2008年4月14日
大人への階段上っています/蒼乃夕妃
バウホールで上演中の「ANNA KARENINA」(15日まで)でタイトルロールを演じる星組・蒼乃夕妃は、作品との不思議な縁を感じながら熱演を続けている。
ロシアの文豪トルストイ原作の「ANNA-」は世界中で何度も映画や舞台になり、宝塚でも朝海ひかる主演で上演され話題となった。当時、タカラヅカファンとして客席で見ていたという蒼乃は「ツボにはまったというか、前からすごい好きな作品だったんです。高校生の時、映画でも偶然これを見ていたこともありますし。世界中の人が知っているような作品なので心してかかっています。でも、見るとやるのとでは大違いで」と謙遜するが、舞台では堂々としたヒロインっぷりである。
まだあどけなさいっぱいの研1だった05年、バウ公演「それでも船は行く」のヒロインを体当たりをこなした。「本当にガムシャラでしたよね。あの頃に比べれば落ち着いて取り組める自分がいる。1日1個、半個でも課題を克服しながらけいこしました。今のところ? 目標は達成しているかな」。手ごたえを自信に変え、着実に階段を上っている。
この春で入団5年目を迎えた。娘役としては伸び盛り。「自分でもやりたい事が明確になってきましたね。以前は得意なものに苦手なものを近づけて平均点を取ろうとしていたけれど、今は苦手なものも頑張るけれど、得意なものをさらに引き上げて、舞台人としての個性を出したいと思うようになってきました」と、まっすぐ前を見据える。
中学時代、何気なく見たテレビに、宝塚歌劇の中継が映っていた。それまで陸上競技に夢中だった少女が突然「ここに入りたい」と思い、バレエを習い始めたという熱血派。「最初は“習いたい”って親に言い出すのも恥ずかしかった。でもやらずに後悔するより、やってから後悔しよう、と思って」と一歩を踏みだし、ラストチャンスで夢を叶えた。「昔から大人っぽい娘役になりたかったんです。今回はそういう意味でも挑戦ですね」。にっこり笑いながら今、再び大きく新たな一歩を踏み出した。【土谷美樹】
◆ANNA KARENINA 19世紀末の帝政ロシア。青年将校ヴィロンスキー(夢乃聖夏)は将来を約束されたエリートで貴族の令嬢たちの羨望の的だった。
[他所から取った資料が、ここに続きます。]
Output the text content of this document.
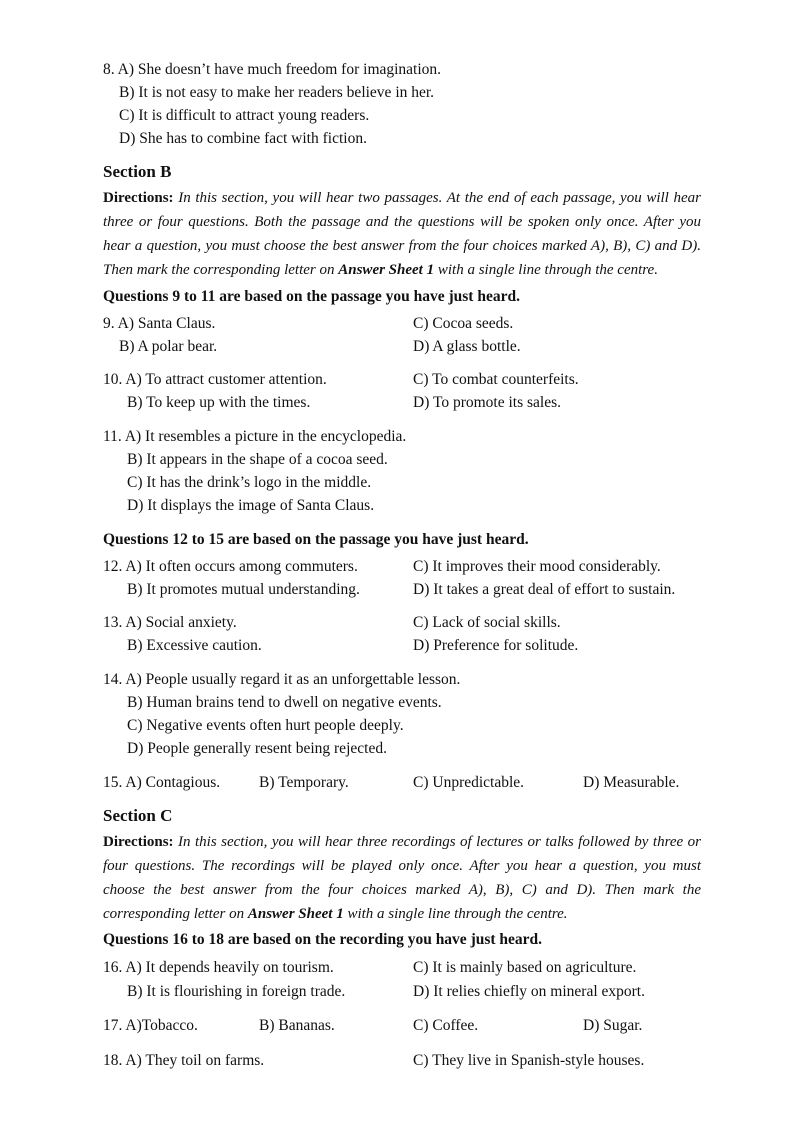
8. A) She doesn’t have much freedom for imagination.
B) It is not easy to make her readers believe in her.
C) It is difficult to attract young readers.
D) She has to combine fact with fiction.
Section B
Directions: In this section, you will hear two passages. At the end of each passage, you will hear three or four questions. Both the passage and the questions will be spoken only once. After you hear a question, you must choose the best answer from the four choices marked A), B), C) and D). Then mark the corresponding letter on Answer Sheet 1 with a single line through the centre.
Questions 9 to 11 are based on the passage you have just heard.
9. A) Santa Claus.	C) Cocoa seeds.
B) A polar bear.	D) A glass bottle.
10. A) To attract customer attention.	C) To combat counterfeits.
B) To keep up with the times.	D) To promote its sales.
11. A) It resembles a picture in the encyclopedia.
B) It appears in the shape of a cocoa seed.
C) It has the drink’s logo in the middle.
D) It displays the image of Santa Claus.
Questions 12 to 15 are based on the passage you have just heard.
12. A) It often occurs among commuters.	C) It improves their mood considerably.
B) It promotes mutual understanding.	D) It takes a great deal of effort to sustain.
13. A) Social anxiety.	C) Lack of social skills.
B) Excessive caution.	D) Preference for solitude.
14. A) People usually regard it as an unforgettable lesson.
B) Human brains tend to dwell on negative events.
C) Negative events often hurt people deeply.
D) People generally resent being rejected.
15. A) Contagious.	B) Temporary.	C) Unpredictable.	D) Measurable.
Section C
Directions: In this section, you will hear three recordings of lectures or talks followed by three or four questions. The recordings will be played only once. After you hear a question, you must choose the best answer from the four choices marked A), B), C) and D). Then mark the corresponding letter on Answer Sheet 1 with a single line through the centre.
Questions 16 to 18 are based on the recording you have just heard.
16. A) It depends heavily on tourism.	C) It is mainly based on agriculture.
B) It is flourishing in foreign trade.	D) It relies chiefly on mineral export.
17. A)Tobacco.	B) Bananas.	C) Coffee.	D) Sugar.
18. A) They toil on farms.	C) They live in Spanish-style houses.
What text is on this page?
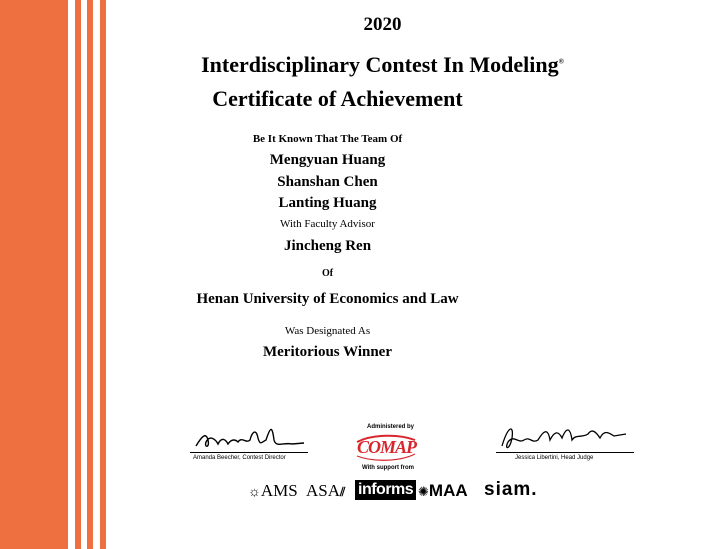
2020
Interdisciplinary Contest In Modeling®
Certificate of Achievement
Be It Known That The Team Of
Mengyuan Huang
Shanshan Chen
Lanting Huang
With Faculty Advisor
Jincheng Ren
Of
Henan University of Economics and Law
Was Designated As
Meritorious Winner
Amanda Beecher, Contest Director	Jessica Libertini, Head Judge
Administered by
COMAP
With support from
☼AMS ASA⫽ informs ✺MAA siam.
ある日、母を出迎えるためモスクワ駅にやってきたヴィロンスキーは、列車から降り立った貴婦人、アンナ・カレーニナ(蒼乃)に心を奪われる。アンナは高級官僚カレーニン(紅ゆずる)の妻で、貞淑で賢明な女性として通っていた。しかし、ヴィロンスキーの真剣な求愛に、自分の中にいたもう一人の自分に目覚める。許されない愛に走る2人、貴族社会の体裁の中でしか生きられないアンナとカレーニン。それぞれの運命の歯車は大きく崩れていく。
☆蒼乃夕妃(あおの・ゆき)9月12日生まれ、岡山市出身。山陽女子高を経て04年「スサノオ」で初舞台。翌年3月「それでも船は行く」でバウ初ヒロイン。身長164センチ。愛称「まりも」。